Through careful experiments, Silpe showed that his hunch was right: The virus’s version of VqmA can indeed detect the same DPO signals that the bacteria release. And when it does, it prompts the virus, which usually lies harmlessly in wait, to start killing its host. “There’s a funny logic to it,” says Bassler. “At high densities, cholera, a parasite, wants to leave its host and get into another host. And at high densities, the virus, a parasite of a parasite, wants to leave its host and get into another host. They’re doing the same thing [using the same signal molecule].”

The virus isn’t just eavesdropping either. Remember how the cholera bacterium uses its VqmA detector to shift from infection to dispersal. Silpe found that the virus’s version of VqmA can launch the same genetic program, forcing its bacterial host to disperse. “The phage, while it’s preparing to kill cholera, is also messing with hundreds of bacterial genes,” Bassler says. Perhaps that’s all part of the same strategy: The phage not only ensures that its progeny have plenty of hosts to infect, but also ensures that those hosts spread far and wide.

VP882 has another odd quality: Unlike most phages, which are limited to specific hosts, it can infect a wide range of bacteria. It only listens to the messages exchanged by Vibrios, but Silpe managed to engineer it to eavesdrop on other species, including Salmonella and E. coli. And when it detects molecules that are present only in its targets, it kills them. This random virus is now a programmable assassin that Silpe can set to go after particular targets. “It was like a gift from evolution to us,” says Bassler.

For decades, scientists have tried to use phages to treat bacterial diseases, and these phage therapies are especially promising now that many bacteria have evolved to resist traditional antibiotics. But there’s a catch: Phages are usually finicky in their hosts, so researchers would need to find a different virus for every bacterial infection they want to treat.

Silpe’s work offers an alternative strategy. “They propose using a promiscuous phage that can infect many different bacterial species, but will only kill in response to a predefined cue,” says Adair Borges, who studies phages at the University of California, San Francisco. “It’s an interesting new take on phage therapy [that] allows for even more specificity and control over the bacteria that are killed.”

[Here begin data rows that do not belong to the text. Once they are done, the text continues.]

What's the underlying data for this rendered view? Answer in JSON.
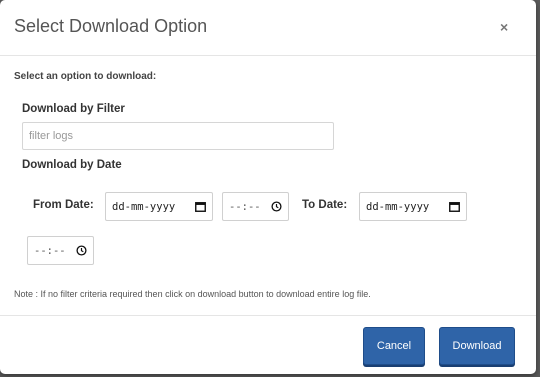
{
  "modal": {
    "title": "Select Download Option",
    "close_label": "×",
    "intro": "Select an option to download:"
  },
  "filter": {
    "heading": "Download by Filter",
    "placeholder": "filter logs",
    "value": ""
  },
  "date": {
    "heading": "Download by Date",
    "from_label": "From Date:",
    "from_date_value": "dd-mm-yyyy",
    "from_time_value": "--:--",
    "to_label": "To Date:",
    "to_date_value": "dd-mm-yyyy",
    "to_time_value": "--:--"
  },
  "note": "Note : If no filter criteria required then click on download button to download entire log file.",
  "buttons": {
    "cancel": "Cancel",
    "download": "Download"
  },
  "icons": {
    "calendar": "calendar-icon",
    "clock": "clock-icon"
  },
  "colors": {
    "primary_button": "#2f64a8",
    "backdrop": "#5a5a5a"
  }
}
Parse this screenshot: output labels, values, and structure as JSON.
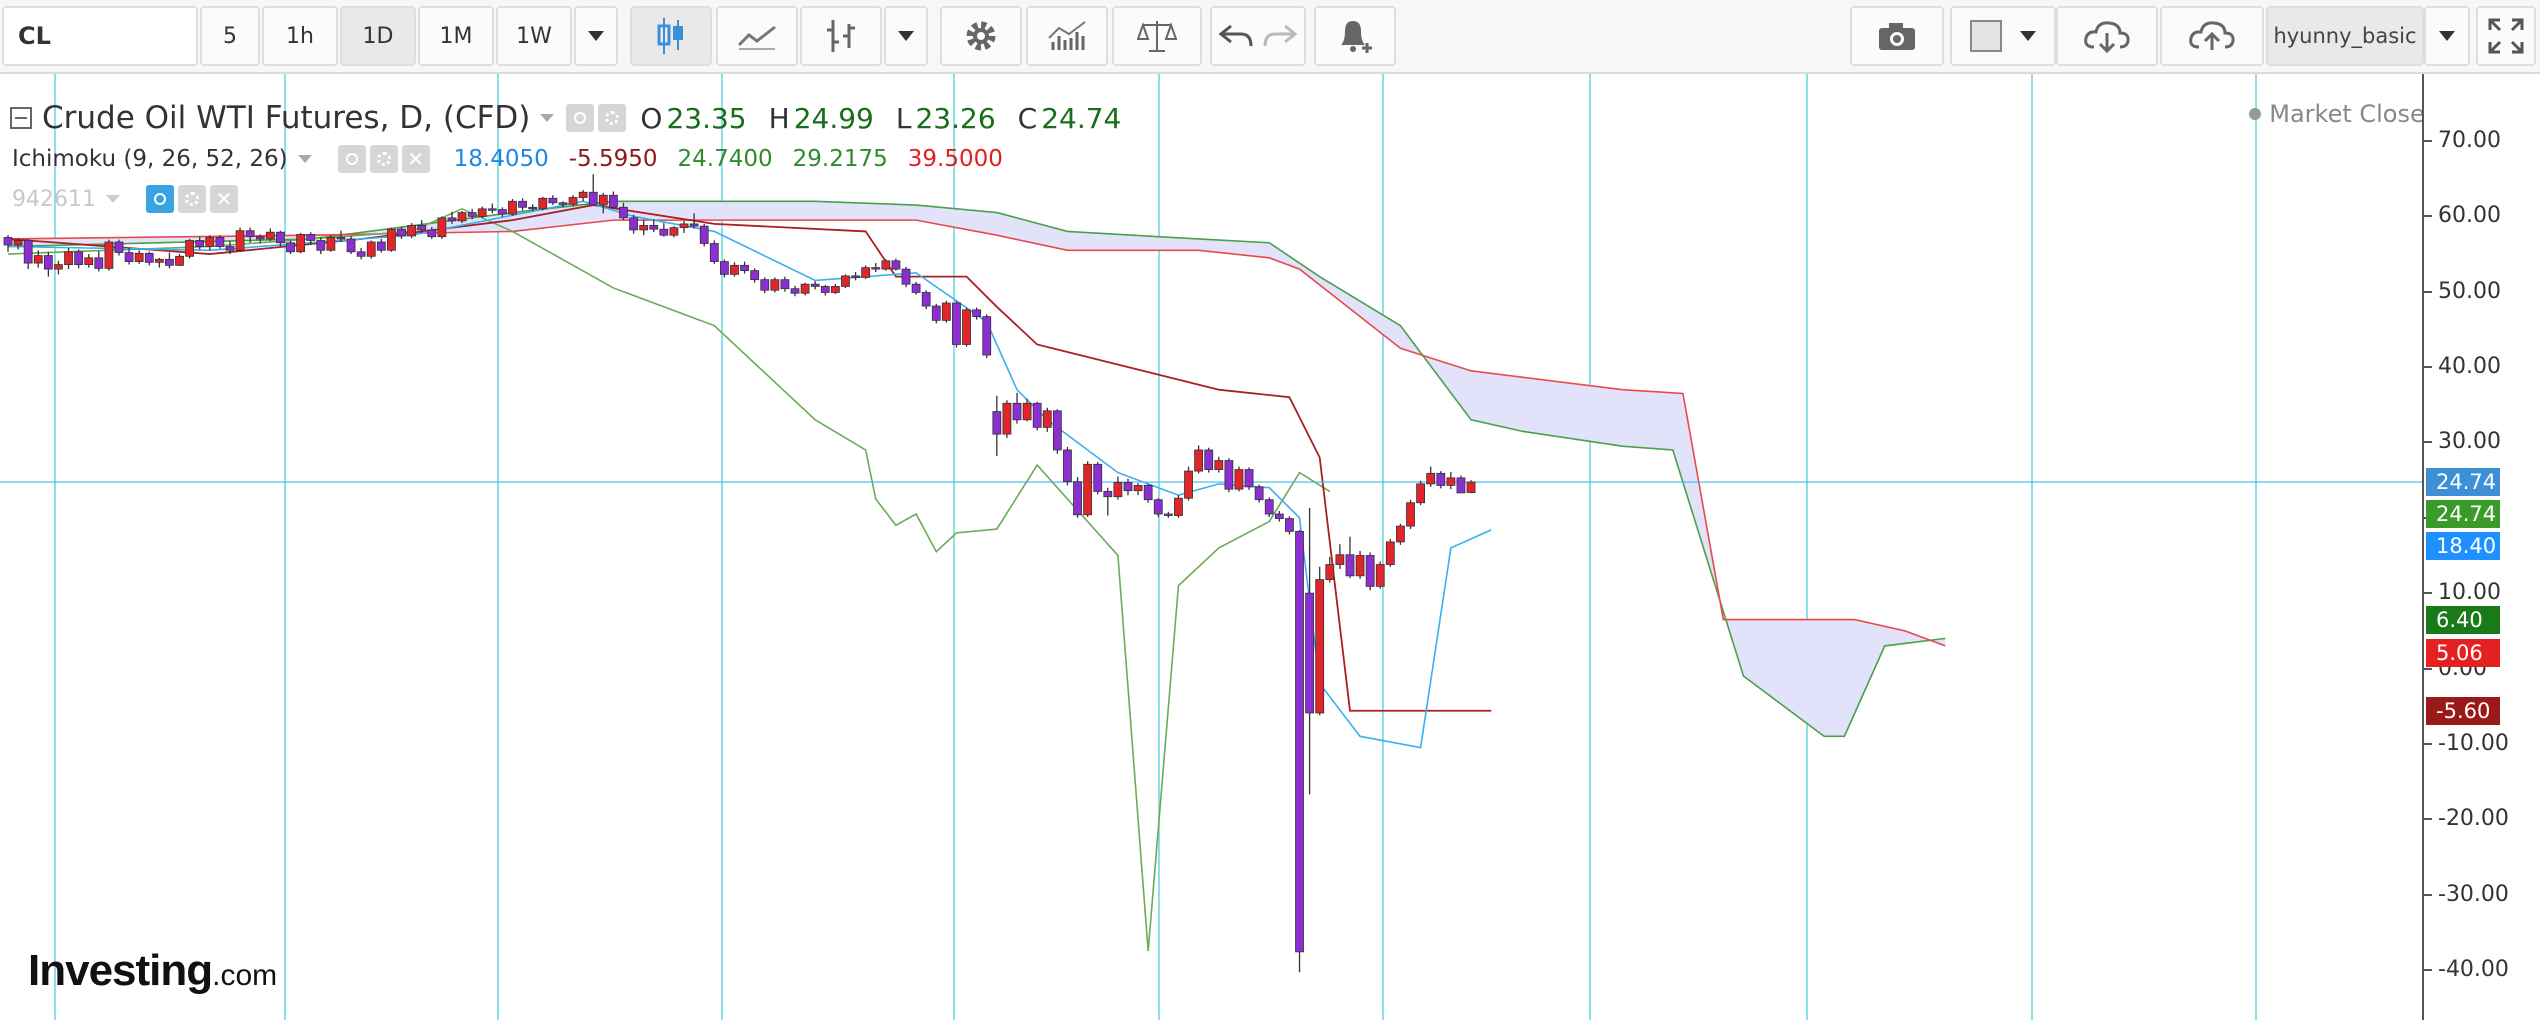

“This isn’t a phage therapy yet,” Bassler cautions. She and Silpe have only tested their programmed phages in test tubes, and it falls to other researchers to see whether the same approach could work in the clinic. They’re more interested in learning more about how phages work in nature, and they note that researchers have long underestimated these viruses. Last year, for example, another group, led by Rotem Sorek from the Weizmann Institute of Science, discovered that some phages have their own version of quorum sensing, trading messages that tell them when to kill their hosts.

“These are inanimate, non-living viruses,” says Bassler. “There’s something beautiful about how ancient communication is.”